In North Carolina, an epidemic has piled up so many carcasses that environmentalists are worried that burying the hogs could contaminate ground water.
Why are they dying? The cause is a virus known as PEDV, or porcine epidemic diarrhea virus.
Some say the virus got its start in Asia. No one knows for sure, but it has spread like wildfire throughout the big corporate-sponsored livestock barns that have helped create so much of the industrial “efficiency.” There is no vaccine, no effective treatment. But unlike swine flu, there’s no danger to human consumers from infection by the virus, scientists say,.
Old-time hog farmers called diarrhea scours. Most scours are caused by bacterial infections easily treated with antibiotics. But thanks to concentrated livestock, we’re already feeding as much and as many antibiotics as the law will allow. Unfortunately, antibiotics have no effect on viral infections that simply run their course. That’s what PEDV does.
But PEDV doesn’t always kill its victims. Those that don’t die are left with damaged digestive tracts, keeping them from growing normally. That means farmer contractors get stuck with an animal that eats day after day, running up a bill without ever paying one.
Old-time hog farmers like Dad knew the value of clean ground. Hog pastures were rotated from hay meadow to cropland and back to pasture. Different breeds were chosen selectively for mothering ability, disease resistance, litter size and plain old toughness. Today’s hogs are bred only for meat production. Long, lean loins supported by hooves able to hold up the animal’s weight on concrete, 24 hours a day, seven days a week, for as many weeks as it takes.
Corporations oppose mandatory reporting of information that could help create solutions for PEDV sickness. They are worried that anti-pork activists could use the information against the industry. Corporations also oppose on-site photography and aerial photography, saying they’re concerned that visitors or even airplanes could spread the disease. It’s doubtful airplanes or drones would make things worse. But concentrated agriculture has a record of promoting gag laws forbidding unauthorized photography – or unauthorized speech by employees.

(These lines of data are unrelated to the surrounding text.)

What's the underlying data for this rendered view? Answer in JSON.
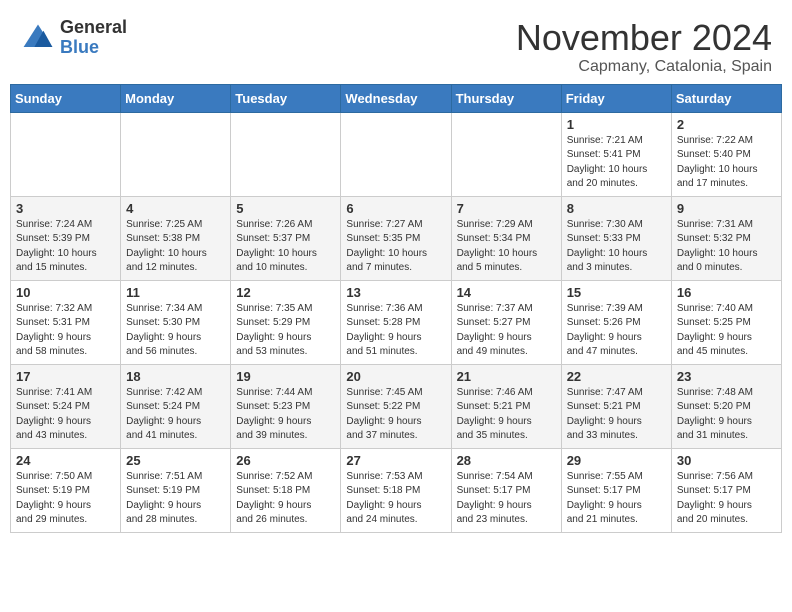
{
  "header": {
    "logo_general": "General",
    "logo_blue": "Blue",
    "month": "November 2024",
    "location": "Capmany, Catalonia, Spain"
  },
  "weekdays": [
    "Sunday",
    "Monday",
    "Tuesday",
    "Wednesday",
    "Thursday",
    "Friday",
    "Saturday"
  ],
  "weeks": [
    [
      {
        "day": "",
        "info": ""
      },
      {
        "day": "",
        "info": ""
      },
      {
        "day": "",
        "info": ""
      },
      {
        "day": "",
        "info": ""
      },
      {
        "day": "",
        "info": ""
      },
      {
        "day": "1",
        "info": "Sunrise: 7:21 AM\nSunset: 5:41 PM\nDaylight: 10 hours\nand 20 minutes."
      },
      {
        "day": "2",
        "info": "Sunrise: 7:22 AM\nSunset: 5:40 PM\nDaylight: 10 hours\nand 17 minutes."
      }
    ],
    [
      {
        "day": "3",
        "info": "Sunrise: 7:24 AM\nSunset: 5:39 PM\nDaylight: 10 hours\nand 15 minutes."
      },
      {
        "day": "4",
        "info": "Sunrise: 7:25 AM\nSunset: 5:38 PM\nDaylight: 10 hours\nand 12 minutes."
      },
      {
        "day": "5",
        "info": "Sunrise: 7:26 AM\nSunset: 5:37 PM\nDaylight: 10 hours\nand 10 minutes."
      },
      {
        "day": "6",
        "info": "Sunrise: 7:27 AM\nSunset: 5:35 PM\nDaylight: 10 hours\nand 7 minutes."
      },
      {
        "day": "7",
        "info": "Sunrise: 7:29 AM\nSunset: 5:34 PM\nDaylight: 10 hours\nand 5 minutes."
      },
      {
        "day": "8",
        "info": "Sunrise: 7:30 AM\nSunset: 5:33 PM\nDaylight: 10 hours\nand 3 minutes."
      },
      {
        "day": "9",
        "info": "Sunrise: 7:31 AM\nSunset: 5:32 PM\nDaylight: 10 hours\nand 0 minutes."
      }
    ],
    [
      {
        "day": "10",
        "info": "Sunrise: 7:32 AM\nSunset: 5:31 PM\nDaylight: 9 hours\nand 58 minutes."
      },
      {
        "day": "11",
        "info": "Sunrise: 7:34 AM\nSunset: 5:30 PM\nDaylight: 9 hours\nand 56 minutes."
      },
      {
        "day": "12",
        "info": "Sunrise: 7:35 AM\nSunset: 5:29 PM\nDaylight: 9 hours\nand 53 minutes."
      },
      {
        "day": "13",
        "info": "Sunrise: 7:36 AM\nSunset: 5:28 PM\nDaylight: 9 hours\nand 51 minutes."
      },
      {
        "day": "14",
        "info": "Sunrise: 7:37 AM\nSunset: 5:27 PM\nDaylight: 9 hours\nand 49 minutes."
      },
      {
        "day": "15",
        "info": "Sunrise: 7:39 AM\nSunset: 5:26 PM\nDaylight: 9 hours\nand 47 minutes."
      },
      {
        "day": "16",
        "info": "Sunrise: 7:40 AM\nSunset: 5:25 PM\nDaylight: 9 hours\nand 45 minutes."
      }
    ],
    [
      {
        "day": "17",
        "info": "Sunrise: 7:41 AM\nSunset: 5:24 PM\nDaylight: 9 hours\nand 43 minutes."
      },
      {
        "day": "18",
        "info": "Sunrise: 7:42 AM\nSunset: 5:24 PM\nDaylight: 9 hours\nand 41 minutes."
      },
      {
        "day": "19",
        "info": "Sunrise: 7:44 AM\nSunset: 5:23 PM\nDaylight: 9 hours\nand 39 minutes."
      },
      {
        "day": "20",
        "info": "Sunrise: 7:45 AM\nSunset: 5:22 PM\nDaylight: 9 hours\nand 37 minutes."
      },
      {
        "day": "21",
        "info": "Sunrise: 7:46 AM\nSunset: 5:21 PM\nDaylight: 9 hours\nand 35 minutes."
      },
      {
        "day": "22",
        "info": "Sunrise: 7:47 AM\nSunset: 5:21 PM\nDaylight: 9 hours\nand 33 minutes."
      },
      {
        "day": "23",
        "info": "Sunrise: 7:48 AM\nSunset: 5:20 PM\nDaylight: 9 hours\nand 31 minutes."
      }
    ],
    [
      {
        "day": "24",
        "info": "Sunrise: 7:50 AM\nSunset: 5:19 PM\nDaylight: 9 hours\nand 29 minutes."
      },
      {
        "day": "25",
        "info": "Sunrise: 7:51 AM\nSunset: 5:19 PM\nDaylight: 9 hours\nand 28 minutes."
      },
      {
        "day": "26",
        "info": "Sunrise: 7:52 AM\nSunset: 5:18 PM\nDaylight: 9 hours\nand 26 minutes."
      },
      {
        "day": "27",
        "info": "Sunrise: 7:53 AM\nSunset: 5:18 PM\nDaylight: 9 hours\nand 24 minutes."
      },
      {
        "day": "28",
        "info": "Sunrise: 7:54 AM\nSunset: 5:17 PM\nDaylight: 9 hours\nand 23 minutes."
      },
      {
        "day": "29",
        "info": "Sunrise: 7:55 AM\nSunset: 5:17 PM\nDaylight: 9 hours\nand 21 minutes."
      },
      {
        "day": "30",
        "info": "Sunrise: 7:56 AM\nSunset: 5:17 PM\nDaylight: 9 hours\nand 20 minutes."
      }
    ]
  ]
}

What you don’t know won’t hurt you. Well, at least it won’t hurt big corporate food.
The real tragedy in all this isn’t that family farm contractors could lose everything (they could) or that bacon cheeseburgers will rise in price (they have), or even that consumers will be forced to buy alternative factory-food poultry instead of pork (they do).
No, the real tragedy is that our government has allowed deadly livestock-market concentration and control to occur in the first place. By doing so, we’ve allowed unaccountable corporations – behaving like hormonal teenagers – to steer food policy off a cliff.
Richard Oswald, a fifth generation farmer, lives in Langdon, Missouri, and is president of the Missouri Farmers Union.